Their hands, which had been playing together for two decades, got down to business at once.
Buttons were released, shirts removed, shoes heedlessly thrown across the room.
Nakedness being achieved in short order, the hands then drifted in an enchanted dream, causing a thousand little flares of sensation that had Amelia gasping.
She stepped backward, drawing Caleb with her, until she met the edge of her bed.
But then he stopped, holding her still. He looked over her shoulder, and a confused, uncertain frown tumbled across his brow.
“Only one bed,” he said.
Amelia laughed. “Of course only one. Did you think I’d have bunks?”
“I mean, a bed for only one person. It’s awfully narrow, Meely.”
She glanced back at it, taking in the neat brown counterpane, the patchwork quilt folded at the end, the single heavy pillow, and she frowned too.
Her bed had always been just a place to sleep—she seldom even read there, for that was deleterious to healthful sleep patterns—but now she appreciated that it could fairly be described as the most unenticing bed in existence.
“It’s all I’ve needed,” she said.
“You’re going to need something a lot larger before I’m through with you,” Caleb told her in a husky whisper.
To which there was only one reasonable reply. Turning away from him, Amelia began yanking the counterpane from the bed.
“What are you doing?” Caleb asked, laughing.
Amelia gave him a hot, fierce look. “You told me that you’d never shared a bed with anyone before.

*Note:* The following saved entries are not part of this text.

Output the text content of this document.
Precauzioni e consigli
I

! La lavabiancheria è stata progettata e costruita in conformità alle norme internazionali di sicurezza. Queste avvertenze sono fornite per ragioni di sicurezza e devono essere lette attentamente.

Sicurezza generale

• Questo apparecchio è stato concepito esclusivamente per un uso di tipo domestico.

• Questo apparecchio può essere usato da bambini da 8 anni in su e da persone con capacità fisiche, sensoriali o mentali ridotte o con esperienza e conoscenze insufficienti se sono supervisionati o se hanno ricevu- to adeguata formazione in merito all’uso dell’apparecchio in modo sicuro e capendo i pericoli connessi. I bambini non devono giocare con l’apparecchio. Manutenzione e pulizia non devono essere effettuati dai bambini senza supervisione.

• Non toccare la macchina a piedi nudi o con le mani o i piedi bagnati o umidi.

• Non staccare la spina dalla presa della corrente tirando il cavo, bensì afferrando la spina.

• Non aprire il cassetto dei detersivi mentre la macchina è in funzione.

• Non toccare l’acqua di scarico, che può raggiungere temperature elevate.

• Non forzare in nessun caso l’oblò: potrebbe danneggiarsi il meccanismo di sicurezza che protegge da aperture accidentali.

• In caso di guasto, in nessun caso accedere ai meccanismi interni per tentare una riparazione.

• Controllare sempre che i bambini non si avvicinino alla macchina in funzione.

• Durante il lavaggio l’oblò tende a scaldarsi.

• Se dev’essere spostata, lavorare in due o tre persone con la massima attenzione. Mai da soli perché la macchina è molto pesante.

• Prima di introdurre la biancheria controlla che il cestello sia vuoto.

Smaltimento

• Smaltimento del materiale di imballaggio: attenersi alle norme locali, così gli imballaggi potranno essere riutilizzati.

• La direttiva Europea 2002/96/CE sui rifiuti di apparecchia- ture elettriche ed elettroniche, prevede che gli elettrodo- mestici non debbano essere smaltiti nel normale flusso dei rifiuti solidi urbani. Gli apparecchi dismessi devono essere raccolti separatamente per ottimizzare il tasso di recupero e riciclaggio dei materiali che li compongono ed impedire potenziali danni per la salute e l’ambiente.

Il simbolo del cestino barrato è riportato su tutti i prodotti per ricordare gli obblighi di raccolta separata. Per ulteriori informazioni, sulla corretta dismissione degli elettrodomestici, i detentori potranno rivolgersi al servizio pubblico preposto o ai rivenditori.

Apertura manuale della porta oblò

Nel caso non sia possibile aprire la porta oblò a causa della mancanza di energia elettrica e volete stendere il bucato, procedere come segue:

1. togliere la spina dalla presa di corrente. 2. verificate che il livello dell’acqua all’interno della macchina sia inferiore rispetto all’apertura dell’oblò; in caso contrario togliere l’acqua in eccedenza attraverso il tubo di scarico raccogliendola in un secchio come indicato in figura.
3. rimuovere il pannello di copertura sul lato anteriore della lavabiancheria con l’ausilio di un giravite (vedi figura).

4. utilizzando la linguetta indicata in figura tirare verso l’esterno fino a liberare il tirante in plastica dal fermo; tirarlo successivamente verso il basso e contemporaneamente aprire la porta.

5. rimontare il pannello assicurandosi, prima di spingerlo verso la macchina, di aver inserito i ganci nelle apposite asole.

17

Show me what you do instead.” And throwing the counterpane, quilt, and pillow onto the carpeted floor, she presented him with a mess cozy opportunity.
“Oh, Amelia,” he said in such adoring tones, it was fortunate there was now soft bedding on the floor, for she veritably swooned.
They went down together in a sweetness of tangling limbs and tangling tongues.
“I love you,” Amelia whispered. Or perhaps it was Caleb who did.
At that point, there felt little difference.
All the promises he’d made the night before, while standing on a moonlit path in the middle of England, arousing her to pleasure with simple descriptions and tempting smiles, he kept now.
But the experience of it was so much more intense than Amelia had imagined.
(And she’d done quite a lot of imagining during the train journey back to Oxford.) She’d never guessed how her very soul would stretch even as her body did to accommodate him.
She’d not thought that “slow” would involve long, luxurious moments of just gazing at each other as they reveled in the experience of being united.
And while she had anticipated Caleb’s joyful tears, she’d not believed herself capable of them also.
Together they wept, and smiled, and whispered compliments, all jumbled up in an intimate treasuring that was so lovely it almost hurt.
By the time they reached the “fast” part, Amelia was in such a haze of soft delight that every sensation felt like an electrical storm, scorching, exhilarating.
And when they climaxed, she cried out Caleb’s name just as he’d promised she would, regardless of any neighbors who might be trying to enjoy the peace of their gardens at that moment.
Amelia had never known such perfect freedom.
Sagging into the quilts, laughing in delight, she closed her eyes to relish the fluttering aftermath.
“Oh my God,” she breathed.
“I suppose that, since you continue to insist on the nickname, I won’t complain,” Caleb told her, grinning. And then he kissed his way down her body, settling between her legs, where he employed his tongue to show her just how good a friend he could be.